Amministratori

Partecipate, l'abuso di posizione estende la condanna al Comune

Il Tribunale di Palerm0 coinvolge l'ente per il crack dell'azienda dei rifiuti

di Stefano Pozzoli

«Pare per ciò evidente l’abuso dei poteri di direzione e coordinamento (ex articolo 2497 del Codice civile) da parte del Comune». «Il Comune di Palermo va, quindi condannato a corrispondere al Fallimento complessivi euro 50.800.979,15 (di cui 43.198.045,34 per sorte rivalutata e 7.602.933,81 per interessi)». Per il Tribunale di Palermo (sezione V civile, sentenza n. 1842/2021) «che vi sia stata una eterodirezione di Amia da parte dell'ente pubblico è circostanza acquisita agli atti del giudizio».

L’antefatto è il fallimento - avvenuto nel 2010, durante i difficili anni dell’amministrazione Cammarata – di Amia, la società dei rifiuti che il Comune abbandonò al suo destino per costituire, successivamente, una nuova società Risorse Ambiente Palermo.

Eventualità, quest’ultima, oggi vietata dal Testo unico delle società partecipate, che recita: «Nei cinque anni successivi alla dichiarazione di fallimento di una società a controllo pubblico titolare di affidamenti diretti, le pubbliche amministrazioni controllanti non possono costituire nuove società, né acquisire o mantenere partecipazioni in società, qualora le stesse gestiscano i medesimi servizi di quella dichiarata fallita» (articolo 14, comma 6).

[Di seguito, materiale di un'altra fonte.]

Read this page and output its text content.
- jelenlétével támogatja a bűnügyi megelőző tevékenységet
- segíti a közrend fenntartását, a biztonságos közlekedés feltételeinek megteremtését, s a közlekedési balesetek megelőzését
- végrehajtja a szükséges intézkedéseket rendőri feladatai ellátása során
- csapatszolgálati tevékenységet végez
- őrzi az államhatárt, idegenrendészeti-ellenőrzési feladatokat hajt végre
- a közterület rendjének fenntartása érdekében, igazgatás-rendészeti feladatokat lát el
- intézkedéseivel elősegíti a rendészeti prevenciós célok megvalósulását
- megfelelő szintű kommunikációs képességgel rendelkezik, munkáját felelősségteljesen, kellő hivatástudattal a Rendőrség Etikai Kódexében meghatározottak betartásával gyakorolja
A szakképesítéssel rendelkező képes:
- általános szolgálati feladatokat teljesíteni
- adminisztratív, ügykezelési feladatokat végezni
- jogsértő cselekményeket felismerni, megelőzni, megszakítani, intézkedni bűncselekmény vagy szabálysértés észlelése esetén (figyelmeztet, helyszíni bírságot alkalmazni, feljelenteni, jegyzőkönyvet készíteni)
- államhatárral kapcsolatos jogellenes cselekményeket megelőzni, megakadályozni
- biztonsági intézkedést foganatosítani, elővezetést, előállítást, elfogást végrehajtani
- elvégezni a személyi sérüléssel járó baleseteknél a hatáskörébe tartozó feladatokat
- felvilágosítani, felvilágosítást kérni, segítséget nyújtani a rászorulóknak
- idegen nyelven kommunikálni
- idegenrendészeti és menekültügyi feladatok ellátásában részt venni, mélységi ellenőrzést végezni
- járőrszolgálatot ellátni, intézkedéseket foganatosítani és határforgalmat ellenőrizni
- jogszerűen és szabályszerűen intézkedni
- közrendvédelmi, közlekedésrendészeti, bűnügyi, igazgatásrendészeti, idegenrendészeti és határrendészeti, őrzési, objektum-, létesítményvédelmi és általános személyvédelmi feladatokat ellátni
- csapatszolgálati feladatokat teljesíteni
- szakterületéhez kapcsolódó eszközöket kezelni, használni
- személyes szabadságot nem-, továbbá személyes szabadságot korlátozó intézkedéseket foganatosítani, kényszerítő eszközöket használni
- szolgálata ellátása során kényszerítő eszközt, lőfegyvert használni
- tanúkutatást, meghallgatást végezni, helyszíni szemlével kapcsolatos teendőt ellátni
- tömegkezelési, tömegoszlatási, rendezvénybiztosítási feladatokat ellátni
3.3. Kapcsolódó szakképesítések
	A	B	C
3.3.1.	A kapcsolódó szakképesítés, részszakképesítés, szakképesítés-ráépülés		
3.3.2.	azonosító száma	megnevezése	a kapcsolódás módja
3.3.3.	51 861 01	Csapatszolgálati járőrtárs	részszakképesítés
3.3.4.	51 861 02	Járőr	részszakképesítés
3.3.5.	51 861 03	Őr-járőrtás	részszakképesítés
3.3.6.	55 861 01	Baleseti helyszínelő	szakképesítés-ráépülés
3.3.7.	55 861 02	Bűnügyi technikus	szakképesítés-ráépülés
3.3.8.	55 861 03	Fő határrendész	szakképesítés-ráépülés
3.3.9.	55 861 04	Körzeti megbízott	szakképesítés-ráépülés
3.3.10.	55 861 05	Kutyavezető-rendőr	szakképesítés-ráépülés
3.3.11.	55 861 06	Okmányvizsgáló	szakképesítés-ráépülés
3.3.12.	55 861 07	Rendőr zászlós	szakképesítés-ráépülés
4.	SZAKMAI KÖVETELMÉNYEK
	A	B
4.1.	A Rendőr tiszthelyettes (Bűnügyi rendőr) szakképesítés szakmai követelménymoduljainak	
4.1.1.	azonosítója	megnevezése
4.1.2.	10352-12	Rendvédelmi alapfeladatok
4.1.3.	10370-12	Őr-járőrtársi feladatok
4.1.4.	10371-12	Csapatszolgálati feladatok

Il Tribunale contesta al Comune di Palermo, per fatti risalenti al primo decennio del secolo, un abuso del suo potere di «direzione e coordinamento».

«Amia spa è una società in house su cui il comune di Palermo esercita un “controllo analogo” a quello che ha sui propri uffici interni (avendo l’ente pubblico un controllo gestionale e finanziario stringente sulla società), il requisito della direzione e coordinamento deve ritenersi in re ipsa, tanto in base al condivisibile orientamento della giurisprudenza contabile, secondo cui “il ‘controllo analogo' determina l'esercizio dell'attività di direzione e coordinamento nell'interesse istituzionale dell'Ente pubblico e non nell'interesse esclusivo della Società controllata” (sezione controllo Piemonte, delibera n. 3/12)».

Il Comune, queste le ragioni dell'abuso di posizione, ha in quegli anni, "costretto" Amia a stabilizzare 900 lavoratori socialmente utili nella controllata Amia Essemme, a rinunciare a milioni di euro di crediti verso il Comune dietro il "ricatto" che altrimenti non avrebbe effettuato un aumento di capitale, e a costringere la società a cedere i crediti verso il Comune a una azienda creditizia a condizioni molto svantaggiose e comunque evitabili semplicemente onorando il proprio debito.

Il Comune abusa della sua posizione, è chiaro. «Ciò tuttavia non costituisce di per sé una esimente di responsabilità per i consiglieri di amministrazione di una partecipata pubblica. Anche in questo caso gravano sui medesimi gli obblighi di cui all'art. 2392 c.c. previsti per tutti gli amministratori di spa che non risultano derogati nel caso in esame. Ciò senza considerare che qualora gli amministratori non avessero ritenuto condivisibili le direttive impartite dal socio unico (…) e avessero avuto difficoltà ad opporvisi, avrebbero sempre potuto presentare le proprie dimissioni (al fine di evitare responsabilità personali …)».

La sentenza rappresenta un monito a chi crede che si possa costringere una società a scelte irrazionali, pensando di lasciare il cerino in mano ai soli amministratori della azienda. Di questo il testo unico ha fatto tesoro sotto molti profili, sia attribuendo chiare responsabilità ai soci (articolo 12, comma 2), sia costringendo a computare le perdite sul bilancio dei soci (articolo 21, comma 1) e, soprattutto, introducendo un regime per la prevenzione delle crisi all'articolo 14.

Sono norme, però, che vanno rafforzate, perché è inaccettabile che il fallimento diventi una comoda via di fuga per chi, cinicamente, pensano di poter evitare di affrontare i problemi sacrificando gli amministratori della società e rinviando il peso delle soluzioni al sindaco che verrà.